A two-disc compilation from Coldcut's Ninja Tune imprint for those lacking either the time or the inclination to follow the constant flux of dance modes, FunKungFusion is the most satisfying and diverse collection of its kind since Headz 2, Mo' Wax's 1996 package. Recognising no strict stylistic boundaries, welcoming drum 'n' bass, big beat and trip-hop, it even allows on Vibert's "Slipped Disc" the return of the "Funky Drummer" riff, reckoned uncool for the last four or five years.

It's a parade of eclectic oddity, from Mr Scruff's surreal sonic opera "Fish", stitched together from TV and other sources, to Cabbageboy's Zappa- esque progressions, by way of Ryuichi Sakamoto's fat, propulsive "Anger" and Coldcut's virtuoso live scratched beat collage "More Beats And Pieces". Most impressive of all are Funky Porcini's "River Of Smack", a slow uncoiling of Lethe's bonds, and Amon Tobin's "Melody Infringement", a delightfully sleazy blend of cool jazz horn and movie-soundtrack strings. Highly recommended.

FRANK BLACK AND THE CATHOLICS

Frank Black and the Catholics

(Bias 370 CD)

It's not difficult to see why Frank Black's British, American and European labels all passed on this latest album from the former Pixie and "Grunge Godfather".

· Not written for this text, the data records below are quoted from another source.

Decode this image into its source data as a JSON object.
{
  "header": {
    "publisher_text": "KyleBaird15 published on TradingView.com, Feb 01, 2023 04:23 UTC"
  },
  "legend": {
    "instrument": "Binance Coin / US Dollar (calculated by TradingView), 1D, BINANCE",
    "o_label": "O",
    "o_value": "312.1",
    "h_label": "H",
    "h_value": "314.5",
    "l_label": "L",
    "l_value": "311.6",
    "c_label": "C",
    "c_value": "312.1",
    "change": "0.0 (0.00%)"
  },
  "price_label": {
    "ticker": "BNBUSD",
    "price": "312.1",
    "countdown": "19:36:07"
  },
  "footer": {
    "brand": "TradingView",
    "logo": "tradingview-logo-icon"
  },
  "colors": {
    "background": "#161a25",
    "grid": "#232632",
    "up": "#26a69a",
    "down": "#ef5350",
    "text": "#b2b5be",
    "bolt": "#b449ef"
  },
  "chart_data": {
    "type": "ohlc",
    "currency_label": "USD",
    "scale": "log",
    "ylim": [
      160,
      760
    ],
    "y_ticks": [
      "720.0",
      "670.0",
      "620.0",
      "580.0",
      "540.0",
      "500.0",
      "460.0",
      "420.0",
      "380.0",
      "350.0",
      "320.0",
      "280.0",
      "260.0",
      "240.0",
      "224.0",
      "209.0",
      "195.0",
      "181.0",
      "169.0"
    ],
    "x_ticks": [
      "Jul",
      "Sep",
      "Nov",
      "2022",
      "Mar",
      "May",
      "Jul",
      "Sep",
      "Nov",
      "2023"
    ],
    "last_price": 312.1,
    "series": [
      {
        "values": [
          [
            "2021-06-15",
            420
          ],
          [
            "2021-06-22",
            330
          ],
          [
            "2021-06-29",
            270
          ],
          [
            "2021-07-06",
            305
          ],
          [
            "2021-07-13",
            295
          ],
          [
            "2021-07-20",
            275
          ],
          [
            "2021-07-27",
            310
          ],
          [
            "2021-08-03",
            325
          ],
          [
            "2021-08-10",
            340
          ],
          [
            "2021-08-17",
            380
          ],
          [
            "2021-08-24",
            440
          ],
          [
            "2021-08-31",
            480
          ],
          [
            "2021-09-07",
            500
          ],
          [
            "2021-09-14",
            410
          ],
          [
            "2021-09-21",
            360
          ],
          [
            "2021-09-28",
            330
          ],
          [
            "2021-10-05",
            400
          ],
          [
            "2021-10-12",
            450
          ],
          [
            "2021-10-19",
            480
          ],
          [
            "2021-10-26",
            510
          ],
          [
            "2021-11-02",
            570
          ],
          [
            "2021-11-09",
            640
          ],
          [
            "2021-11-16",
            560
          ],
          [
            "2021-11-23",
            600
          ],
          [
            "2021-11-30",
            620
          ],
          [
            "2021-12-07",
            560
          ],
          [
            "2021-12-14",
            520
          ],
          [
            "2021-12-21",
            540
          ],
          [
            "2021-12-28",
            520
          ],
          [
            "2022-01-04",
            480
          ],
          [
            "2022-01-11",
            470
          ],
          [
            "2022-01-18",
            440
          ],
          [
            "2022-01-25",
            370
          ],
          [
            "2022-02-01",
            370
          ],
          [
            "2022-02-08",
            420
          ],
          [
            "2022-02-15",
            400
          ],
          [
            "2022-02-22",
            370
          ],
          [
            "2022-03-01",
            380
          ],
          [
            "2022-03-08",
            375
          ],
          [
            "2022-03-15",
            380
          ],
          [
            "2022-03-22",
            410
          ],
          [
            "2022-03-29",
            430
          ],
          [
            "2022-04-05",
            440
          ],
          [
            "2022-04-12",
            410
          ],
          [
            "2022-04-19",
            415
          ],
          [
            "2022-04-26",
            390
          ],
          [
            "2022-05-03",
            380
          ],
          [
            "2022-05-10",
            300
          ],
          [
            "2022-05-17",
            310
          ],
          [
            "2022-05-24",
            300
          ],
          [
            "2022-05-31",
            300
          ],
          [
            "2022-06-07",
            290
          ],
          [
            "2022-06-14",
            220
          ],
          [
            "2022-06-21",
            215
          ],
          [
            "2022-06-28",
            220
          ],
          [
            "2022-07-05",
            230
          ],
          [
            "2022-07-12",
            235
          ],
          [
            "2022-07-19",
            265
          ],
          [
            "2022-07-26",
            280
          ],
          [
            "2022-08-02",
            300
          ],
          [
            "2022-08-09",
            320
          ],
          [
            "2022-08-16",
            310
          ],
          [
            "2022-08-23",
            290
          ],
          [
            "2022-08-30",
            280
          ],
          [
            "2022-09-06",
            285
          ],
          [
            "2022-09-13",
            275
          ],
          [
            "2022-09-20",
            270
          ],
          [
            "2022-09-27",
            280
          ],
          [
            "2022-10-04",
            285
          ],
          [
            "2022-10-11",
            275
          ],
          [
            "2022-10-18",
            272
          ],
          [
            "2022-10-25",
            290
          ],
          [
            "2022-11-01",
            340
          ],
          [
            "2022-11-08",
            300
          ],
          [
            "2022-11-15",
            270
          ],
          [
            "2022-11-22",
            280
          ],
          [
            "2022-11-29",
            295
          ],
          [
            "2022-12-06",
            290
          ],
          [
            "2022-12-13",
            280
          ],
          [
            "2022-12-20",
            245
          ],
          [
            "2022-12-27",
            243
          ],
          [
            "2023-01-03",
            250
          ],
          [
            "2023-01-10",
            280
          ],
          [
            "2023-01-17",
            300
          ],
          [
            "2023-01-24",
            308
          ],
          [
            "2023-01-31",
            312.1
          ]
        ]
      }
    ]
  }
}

Recorded live as a stereo demo, it's a duller extension of the bland riff-rock of 1996's The Cult Of Ray, which was some way duller than his previous solo albums, which were ... well, you guess the rest.

The songs are less concerned with sci-fi nonsense than usual, being roughly equal parts autobiography and religion. Mostly, these are songs of heaven and belief and saints and prayer, rendered with scant melodious appeal, as if the proximity of religion had driven out the last few traces of pleasure, leaving behind a dusty husk of dutiful, unhedonistic riffing.